If you are looking for the beginning of the study of The Rule of St. Benedict then you can go HERE for a brief introduction. At the bottom of the introduction you will find the links to each section of the study guide as it becomes available. If you would like to see the growing list of book studies available for free on this site you can go HERE. Enjoy!
Virtues/Vices/Great Ideas: (Find them in the Text)
Community, Family, Justice
Grammar Questions: (The Information of the Text)
According to Benedict, what factors should determine the kind of clothing the brothers in a monastery receive?
What was to be different about the clothing monks would wear when they went out “on a journey” from the monastery?
With whom should the Abbot of a monastery take his meals according to the Rule?
What were monasteries not to do concerning “newcomers to the monastic life?”

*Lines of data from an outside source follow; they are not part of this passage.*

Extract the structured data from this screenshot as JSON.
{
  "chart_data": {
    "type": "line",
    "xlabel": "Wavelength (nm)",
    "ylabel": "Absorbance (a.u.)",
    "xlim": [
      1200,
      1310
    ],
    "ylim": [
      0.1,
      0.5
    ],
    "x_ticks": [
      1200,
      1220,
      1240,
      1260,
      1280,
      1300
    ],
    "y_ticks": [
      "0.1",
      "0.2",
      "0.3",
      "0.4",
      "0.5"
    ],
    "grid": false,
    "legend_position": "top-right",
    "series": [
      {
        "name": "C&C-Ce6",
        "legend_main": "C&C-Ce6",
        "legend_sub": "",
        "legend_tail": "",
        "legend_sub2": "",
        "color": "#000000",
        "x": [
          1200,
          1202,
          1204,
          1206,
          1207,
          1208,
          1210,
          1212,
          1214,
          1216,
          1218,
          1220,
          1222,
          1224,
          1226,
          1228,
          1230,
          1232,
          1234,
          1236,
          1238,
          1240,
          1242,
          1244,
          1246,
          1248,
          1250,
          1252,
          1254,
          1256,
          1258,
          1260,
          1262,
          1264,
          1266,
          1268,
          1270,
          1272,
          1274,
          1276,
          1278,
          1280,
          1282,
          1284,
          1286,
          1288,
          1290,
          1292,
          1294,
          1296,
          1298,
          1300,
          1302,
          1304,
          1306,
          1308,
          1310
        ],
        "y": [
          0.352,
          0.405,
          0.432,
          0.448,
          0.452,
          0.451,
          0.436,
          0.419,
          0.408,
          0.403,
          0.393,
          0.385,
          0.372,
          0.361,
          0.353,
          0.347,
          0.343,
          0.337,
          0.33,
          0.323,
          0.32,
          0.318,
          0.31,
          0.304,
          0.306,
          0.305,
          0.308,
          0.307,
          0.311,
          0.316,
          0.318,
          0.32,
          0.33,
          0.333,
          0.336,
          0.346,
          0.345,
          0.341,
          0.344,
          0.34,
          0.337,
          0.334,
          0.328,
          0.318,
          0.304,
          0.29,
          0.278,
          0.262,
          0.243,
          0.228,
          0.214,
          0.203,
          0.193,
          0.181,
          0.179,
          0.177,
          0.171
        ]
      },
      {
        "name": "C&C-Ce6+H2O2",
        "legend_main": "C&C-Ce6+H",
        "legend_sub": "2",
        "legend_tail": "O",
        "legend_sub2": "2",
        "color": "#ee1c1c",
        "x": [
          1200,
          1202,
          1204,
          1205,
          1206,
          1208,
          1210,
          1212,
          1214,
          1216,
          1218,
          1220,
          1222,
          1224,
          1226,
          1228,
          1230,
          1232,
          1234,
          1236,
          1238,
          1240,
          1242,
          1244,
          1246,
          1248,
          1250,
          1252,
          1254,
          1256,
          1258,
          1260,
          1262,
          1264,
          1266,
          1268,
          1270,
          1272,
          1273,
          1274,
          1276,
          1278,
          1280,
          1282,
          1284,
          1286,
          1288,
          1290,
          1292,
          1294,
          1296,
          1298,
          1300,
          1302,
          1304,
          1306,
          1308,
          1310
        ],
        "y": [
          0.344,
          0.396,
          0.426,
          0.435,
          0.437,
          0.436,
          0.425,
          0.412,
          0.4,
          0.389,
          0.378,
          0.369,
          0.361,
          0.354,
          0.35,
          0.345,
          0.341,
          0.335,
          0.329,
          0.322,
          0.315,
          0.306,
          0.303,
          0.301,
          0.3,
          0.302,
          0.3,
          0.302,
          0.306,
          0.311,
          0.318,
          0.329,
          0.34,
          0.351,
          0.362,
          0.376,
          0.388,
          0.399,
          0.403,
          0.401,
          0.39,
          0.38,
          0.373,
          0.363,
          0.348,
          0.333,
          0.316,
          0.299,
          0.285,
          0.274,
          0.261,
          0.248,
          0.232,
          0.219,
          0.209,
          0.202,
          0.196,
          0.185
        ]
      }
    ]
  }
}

What must a newcomer who is finally received into the community “be well aware” of?
What things were new monks required to do as part of the ceremony of admittance into the community?
What are ordained priests who are admitted to the community of the monastery allowed to do which regular brothers are not?
What should the status of “ordained priest” not have any effect upon in the life of the monastery?
What benefit did Benedict say could come from having a visiting monk stay with them?
What three things play into what rank a monk holds in a benedictine monastery?
Logic Questions: (Interpreting, Comparing/Contrasting, Reasoning)
Why was the renunciation of private ownership so crucial to the rule of a Benedictine monastery?
Why were monks who were artisans supposed to set the prices for their work “a little lower than people outside the monastery [were] able to set it?”
Why did Benedict insist that the process of joining the monastery should take about a year and provide the initiate with numerous chances to back out?
Why might “a member of the nobility” offer his son to the monastery?
Why might a poor family offer their son to the monastery?
What is the difference between a regular monk and an ordained Priest?
Why might the Abbot, in some cases, set a visiting monk (who decides to become a permanent member of the monastery) higher in rank than those who entered before him?
Why should age not be a determining factor in the rankings of a monastery according to Benedict?
Rhetoric Questions: (The Analysis of Ideas in the Text)
The Rule states that “In order that the vice of private ownership may be completely uprooted, the abbot is to provide all things necessary.” Was Benedict right to call “private ownership” a vice? Why or why not?
When a brother was admitted into the monastery part of the finalization of this was a signed contract placed upon the altar. What is a contract? How should we define that concept? What are some different examples of contractual relationships? Why is it significant that contracts are typically signed by one or more parties? What sort of situations call for a contract to be made? When should one not enter into a contractual relationship? Should there always be penalties associated with the breaking of a contract? Why or why not?
Theological Analysis: (Sola Scriptura)
Read Acts 5:1-11. What specifically was the “fraud” which Ananias and Saphira committed?
How would you relate Proverbs 27:17 to what Benedict says about visiting monks in Ch. 61?
Read 1 Samuel 1. Why did Hannah commit Samuel to the temple? How might this inform your thinking about why some families may have given their sons to Benedictine monasteries?